Une date encore floue, mais des accusations de viol bien précises. Première femme à avoir porté plainte, en octobre dernier, contre Tariq Ramadan, Henda Ayari était confrontée, ce jeudi pour la première fois, au prédicateur suisse, mis en examen pour viols et incarcéré depuis le 2 février. Mais la date à laquelle elle situait son viol, le 26 mai 2012, n’est pas plausible: ce jour-là, ont établi les enquêteurs, l’ex-salafiste, devenue militante laïque, mariait son demi-frère près de Rouen. «Six ans après, confie-t-elle, j’assume totalement le fait d’avoir oublié la date exacte de cette agression traumatisante!»

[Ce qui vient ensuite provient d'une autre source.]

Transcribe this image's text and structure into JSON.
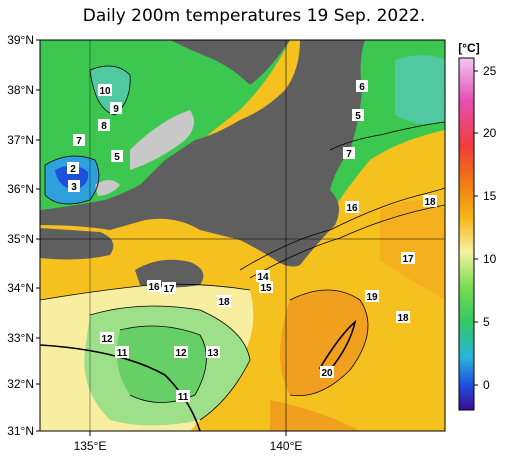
{
  "title": "Daily 200m temperatures 19 Sep. 2022.",
  "map": {
    "lat_labels": [
      "39°N",
      "38°N",
      "37°N",
      "36°N",
      "35°N",
      "34°N",
      "33°N",
      "32°N",
      "31°N"
    ],
    "lon_labels": [
      "135°E",
      "140°E"
    ],
    "contour_labels": [
      "10",
      "9",
      "8",
      "7",
      "2",
      "3",
      "5",
      "6",
      "5",
      "7",
      "16",
      "18",
      "17",
      "14",
      "15",
      "16",
      "17",
      "18",
      "19",
      "18",
      "12",
      "11",
      "12",
      "13",
      "11",
      "20"
    ]
  },
  "colorbar": {
    "unit": "[°C]",
    "ticks": [
      "25",
      "20",
      "15",
      "10",
      "5",
      "0"
    ],
    "colors": [
      "#e6a0f0",
      "#f03c78",
      "#f06a1e",
      "#f59b14",
      "#f5c11e",
      "#f5e03c",
      "#f7f3a0",
      "#c8f0a0",
      "#78dc78",
      "#3cc850",
      "#50c8a0",
      "#3cb4dc",
      "#1e78dc",
      "#1e3cc8",
      "#3c14b4"
    ]
  },
  "colors": {
    "land": "#5f5f5f",
    "nodata": "#c8c8c8",
    "cold": "#3cc850",
    "warm": "#f5c11e"
  }
}
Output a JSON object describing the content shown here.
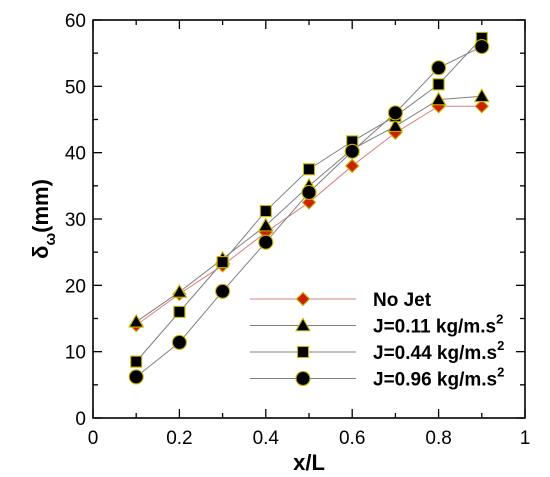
{
  "chart_data": {
    "type": "line",
    "xlabel": "x/L",
    "ylabel_main": "δ",
    "ylabel_sub": "ω",
    "ylabel_unit": "(mm)",
    "xlim": [
      0,
      1
    ],
    "ylim": [
      0,
      60
    ],
    "xticks": [
      0,
      0.2,
      0.4,
      0.6,
      0.8,
      1
    ],
    "xtick_labels": [
      "0",
      "0.2",
      "0.4",
      "0.6",
      "0.8",
      "1"
    ],
    "yticks": [
      0,
      10,
      20,
      30,
      40,
      50,
      60
    ],
    "ytick_labels": [
      "0",
      "10",
      "20",
      "30",
      "40",
      "50",
      "60"
    ],
    "grid": false,
    "legend_position": "bottom-right",
    "x": [
      0.1,
      0.2,
      0.3,
      0.4,
      0.5,
      0.6,
      0.7,
      0.8,
      0.9
    ],
    "series": [
      {
        "name": "No Jet",
        "legend_main": "No Jet",
        "legend_sup": "",
        "marker": "diamond",
        "color": "#cc2200",
        "line_color": "#d98080",
        "values": [
          14.0,
          18.7,
          23.0,
          28.0,
          32.5,
          38.0,
          43.0,
          47.0,
          47.0
        ]
      },
      {
        "name": "J=0.11 kg/m.s2",
        "legend_main": "J=0.11 kg/m.s",
        "legend_sup": "2",
        "marker": "triangle",
        "color": "#000000",
        "line_color": "#808080",
        "values": [
          14.5,
          19.0,
          24.0,
          29.0,
          35.0,
          40.5,
          44.0,
          48.0,
          48.5
        ]
      },
      {
        "name": "J=0.44 kg/m.s2",
        "legend_main": "J=0.44 kg/m.s",
        "legend_sup": "2",
        "marker": "square",
        "color": "#000000",
        "line_color": "#808080",
        "values": [
          8.5,
          16.0,
          23.5,
          31.2,
          37.5,
          41.7,
          45.5,
          50.3,
          57.3
        ]
      },
      {
        "name": "J=0.96 kg/m.s2",
        "legend_main": "J=0.96 kg/m.s",
        "legend_sup": "2",
        "marker": "circle",
        "color": "#000000",
        "line_color": "#808080",
        "values": [
          6.2,
          11.4,
          19.1,
          26.5,
          34.0,
          40.2,
          46.0,
          52.8,
          56.0
        ]
      }
    ]
  }
}
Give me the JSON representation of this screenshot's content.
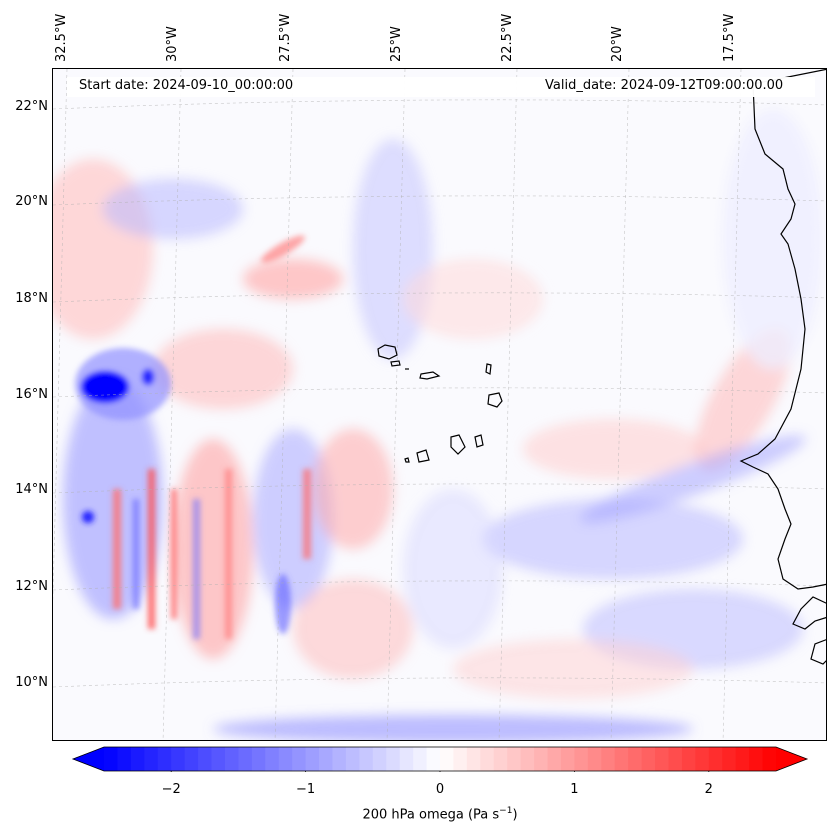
{
  "header": {
    "start_date": "Start date: 2024-09-10_00:00:00",
    "valid_date": "Valid_date: 2024-09-12T09:00:00.00"
  },
  "map": {
    "longitude_labels": [
      "32.5°W",
      "30°W",
      "27.5°W",
      "25°W",
      "22.5°W",
      "20°W",
      "17.5°W"
    ],
    "latitude_labels": [
      "22°N",
      "20°N",
      "18°N",
      "16°N",
      "14°N",
      "12°N",
      "10°N"
    ],
    "extent": {
      "lon_west": -32.7,
      "lon_east": -15.7,
      "lat_south": 8.9,
      "lat_north": 22.8
    },
    "field": "200 hPa vertical velocity (omega)",
    "colormap": {
      "negative": "#0000ff",
      "zero": "#ffffff",
      "positive": "#ff0000"
    },
    "coastline_color": "#000000",
    "gridlines": true
  },
  "colorbar": {
    "ticks": [
      "−2",
      "−1",
      "0",
      "1",
      "2"
    ],
    "tick_values": [
      -2,
      -1,
      0,
      1,
      2
    ],
    "range": [
      -2.5,
      2.5
    ],
    "extend": "both",
    "label_main": "200 hPa omega (Pa s",
    "label_exp": "−1",
    "label_end": ")"
  }
}
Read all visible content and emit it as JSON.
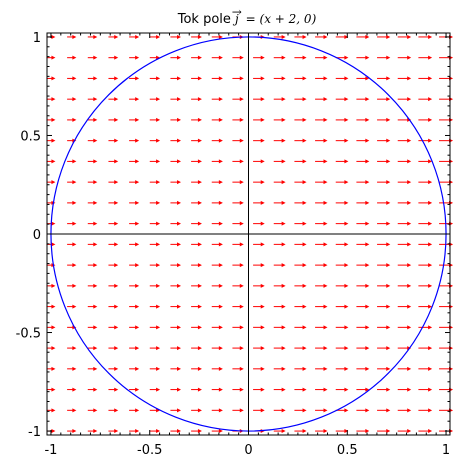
{
  "chart_data": {
    "type": "vector-field",
    "title": {
      "prefix": "Tok pole ",
      "symbol": "j",
      "arrow": "→",
      "equals": " = ",
      "expression": "(x + 2, 0)"
    },
    "xlabel": "",
    "ylabel": "",
    "xlim": [
      -1.02,
      1.02
    ],
    "ylim": [
      -1.02,
      1.02
    ],
    "x_ticks": [
      {
        "value": -1,
        "label": "-1"
      },
      {
        "value": -0.5,
        "label": "-0.5"
      },
      {
        "value": 0,
        "label": "0"
      },
      {
        "value": 0.5,
        "label": "0.5"
      },
      {
        "value": 1,
        "label": "1"
      }
    ],
    "y_ticks": [
      {
        "value": 1,
        "label": "1"
      },
      {
        "value": 0.5,
        "label": "0.5"
      },
      {
        "value": 0,
        "label": "0"
      },
      {
        "value": -0.5,
        "label": "-0.5"
      },
      {
        "value": -1,
        "label": "-1"
      }
    ],
    "field": {
      "formula": "(x + 2, 0)",
      "color": "#ff0000",
      "grid": {
        "x_min": -1,
        "x_max": 1,
        "nx": 20,
        "y_min": -1,
        "y_max": 1,
        "ny": 20
      }
    },
    "curve": {
      "shape": "circle",
      "center": [
        0,
        0
      ],
      "radius": 1,
      "color": "#0000ff"
    },
    "axes_color": "#000000",
    "grid": false
  }
}
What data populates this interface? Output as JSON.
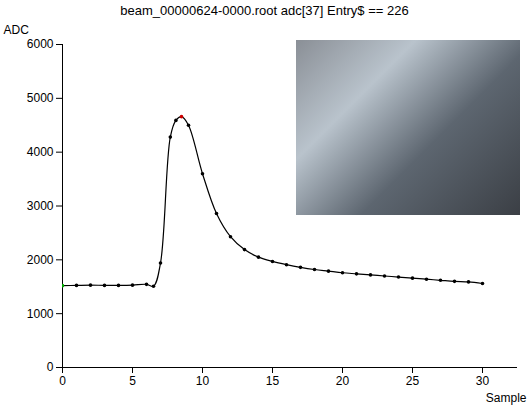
{
  "chart_data": {
    "type": "line",
    "title": "beam_00000624-0000.root adc[37] Entry$ == 226",
    "x_label": "Sample",
    "y_label": "ADC",
    "x": [
      0,
      1,
      2,
      3,
      4,
      5,
      6,
      6.5,
      7,
      7.7,
      8.1,
      8.5,
      9,
      10,
      11,
      12,
      13,
      14,
      15,
      16,
      17,
      18,
      19,
      20,
      21,
      22,
      23,
      24,
      25,
      26,
      27,
      28,
      29,
      30
    ],
    "values": [
      1520,
      1525,
      1530,
      1525,
      1525,
      1530,
      1545,
      1510,
      1940,
      4280,
      4590,
      4660,
      4500,
      3600,
      2860,
      2430,
      2190,
      2050,
      1970,
      1910,
      1860,
      1820,
      1790,
      1760,
      1740,
      1720,
      1700,
      1680,
      1660,
      1640,
      1620,
      1600,
      1590,
      1560
    ],
    "colors": [
      "#00aa00",
      "#000000",
      "#000000",
      "#000000",
      "#000000",
      "#000000",
      "#000000",
      "#000000",
      "#000000",
      "#000000",
      "#000000",
      "#cc0000",
      "#000000",
      "#000000",
      "#000000",
      "#000000",
      "#000000",
      "#000000",
      "#000000",
      "#000000",
      "#000000",
      "#000000",
      "#000000",
      "#000000",
      "#000000",
      "#000000",
      "#000000",
      "#000000",
      "#000000",
      "#000000",
      "#000000",
      "#000000",
      "#000000",
      "#000000"
    ],
    "color": "#000000",
    "marker": "dot",
    "line_style": "solid",
    "xlim": [
      0,
      32.5
    ],
    "xticks": [
      0,
      5,
      10,
      15,
      20,
      25,
      30
    ],
    "ylim": [
      0,
      6000
    ],
    "yticks": [
      0,
      1000,
      2000,
      3000,
      4000,
      5000,
      6000
    ],
    "grid": false
  }
}
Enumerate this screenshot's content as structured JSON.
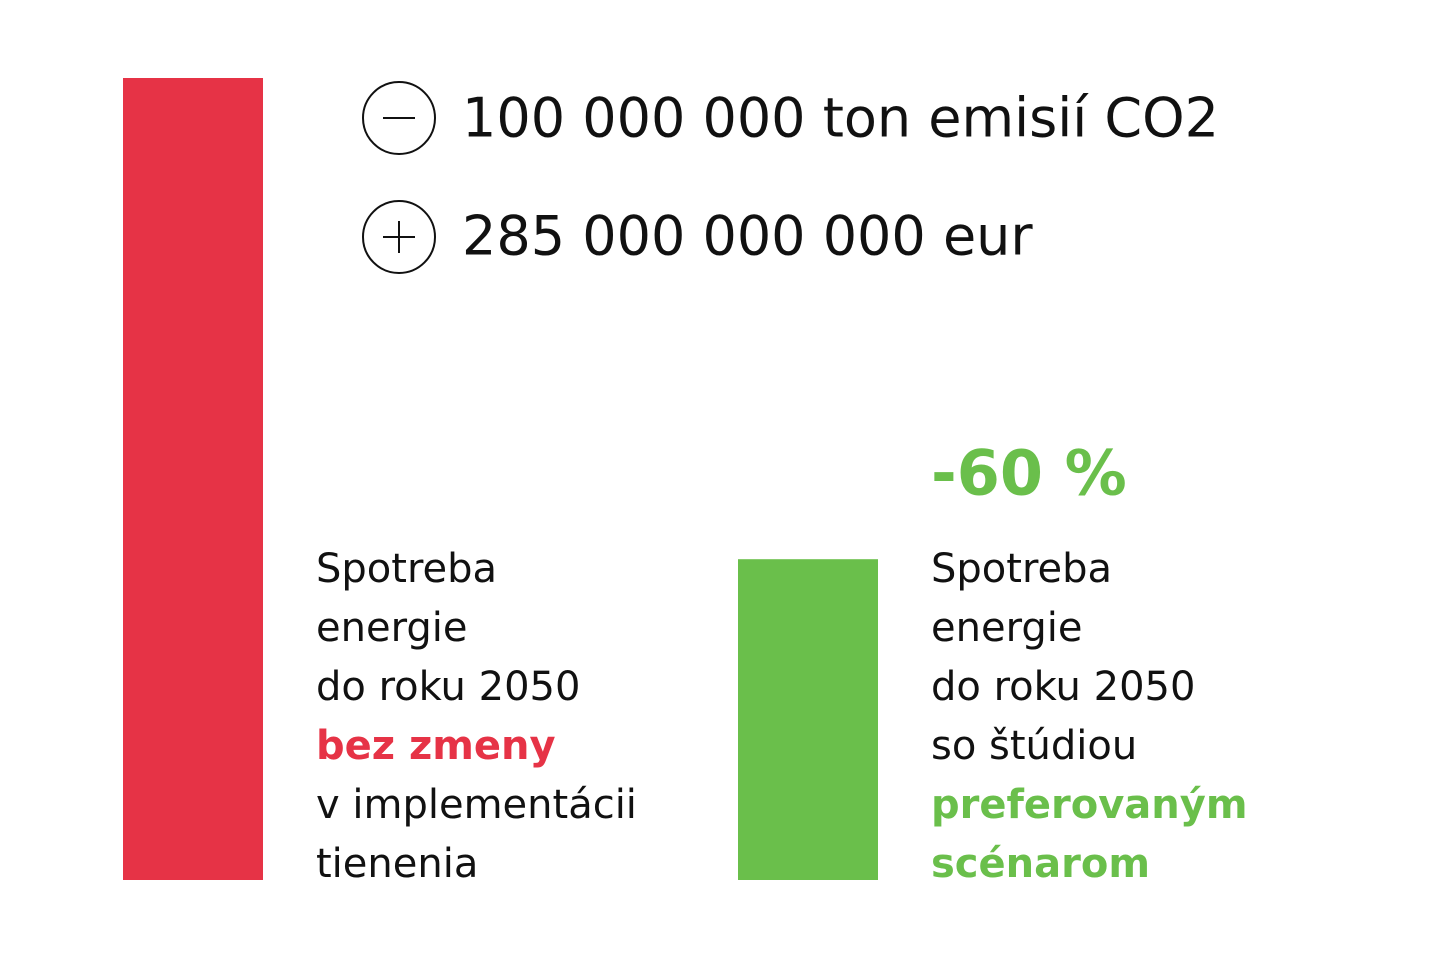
{
  "chart_data": {
    "type": "bar",
    "values": [
      100,
      40
    ],
    "colors": [
      "#e63346",
      "#6abf4b"
    ],
    "ylim": [
      0,
      100
    ],
    "annotation": "-60 %",
    "stats": [
      "100 000 000 ton emisií CO2",
      "285 000 000 000 eur"
    ],
    "labels": [
      [
        {
          "text": "Spotreba",
          "em": false
        },
        {
          "text": "energie",
          "em": false
        },
        {
          "text": "do roku 2050",
          "em": false
        },
        {
          "text": "bez zmeny",
          "em": true
        },
        {
          "text": "v implementácii",
          "em": false
        },
        {
          "text": "tienenia",
          "em": false
        }
      ],
      [
        {
          "text": "Spotreba",
          "em": false
        },
        {
          "text": "energie",
          "em": false
        },
        {
          "text": "do roku 2050",
          "em": false
        },
        {
          "text": "so štúdiou",
          "em": false
        },
        {
          "text": "preferovaným",
          "em": true
        },
        {
          "text": "scénarom",
          "em": true
        }
      ]
    ]
  }
}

La plaignante avait d’abord indiqué une période – entre le 31 mars et le 8 avril 2012 – et un hôtel, l’Holiday Inn de la gare de l’Est, à Paris, avant de situer le viol présumé deux mois plus tard, le 26 mai, cette fois à l’hôtel Crowne Plaza. «Entre-temps, j’ai retrouvé mon agenda de 2012 et mes souches de chéquier», s’était-elle justifiée. Sur la page du 26 mai 2012 de cet agenda, a pu constater Le Figaro, figurent le nom et l’adresse de ce deuxième hôtel, place de la République, ainsi que le trajet en métro, avec les lignes et les changements, indiqués selon elle par Tariq Ramadan, depuis la gare Saint-Lazare, où elle devait arriver en train depuis Rouen. Le tout raturé. «Sans doute parce qu’on a dû annuler à cause du mariage de mon frère», réalise Henda Ayari aujourd’hui. «Au lieu de dire“je ne sais pas”, elle a donné une date possible, souligne Me Francis Szpiner, l’un de ses avocats. Elle n’aurait pas dû. Mais ça ne remet pas en cause l’essentiel: elle a maintenu ses accusations face à M. Ramadan.»
Stratégie de déni
Ce rendez-vous, «le 26 mai, dans cet hôtel, je l’ai pas inventé!», s’exclame Henda Ayari. À cette date, «une réservation avait bien été effectuée au Crowne Plaza pour Tariq Ramadan, poursuit l’avocat. Réservation annulée le 4 mai. Et là, ça change tout!». Lorsque la juge a demandé à l’islamologue comment la plaignante avait pu savoir qu’il avait une réservation au Crowne Plaza ce soir-là, «il a dit “je ne l’explique pas”», raconte Me Szpiner. Le conseil de Tariq Ramadan, Me Emmanuel Marsigny, n’a pas répondu aux sollicitations du Figaro, mais a indiqué à l’AFP qu’il allait formuler une nouvelle demande de remise en liberté pour son client. «Il n’y a plus pour moi de dossier Ayari, puisqu’on est incapable de savoir quand et où le prétendu viol aurait eu lieu», a-t-il argumenté.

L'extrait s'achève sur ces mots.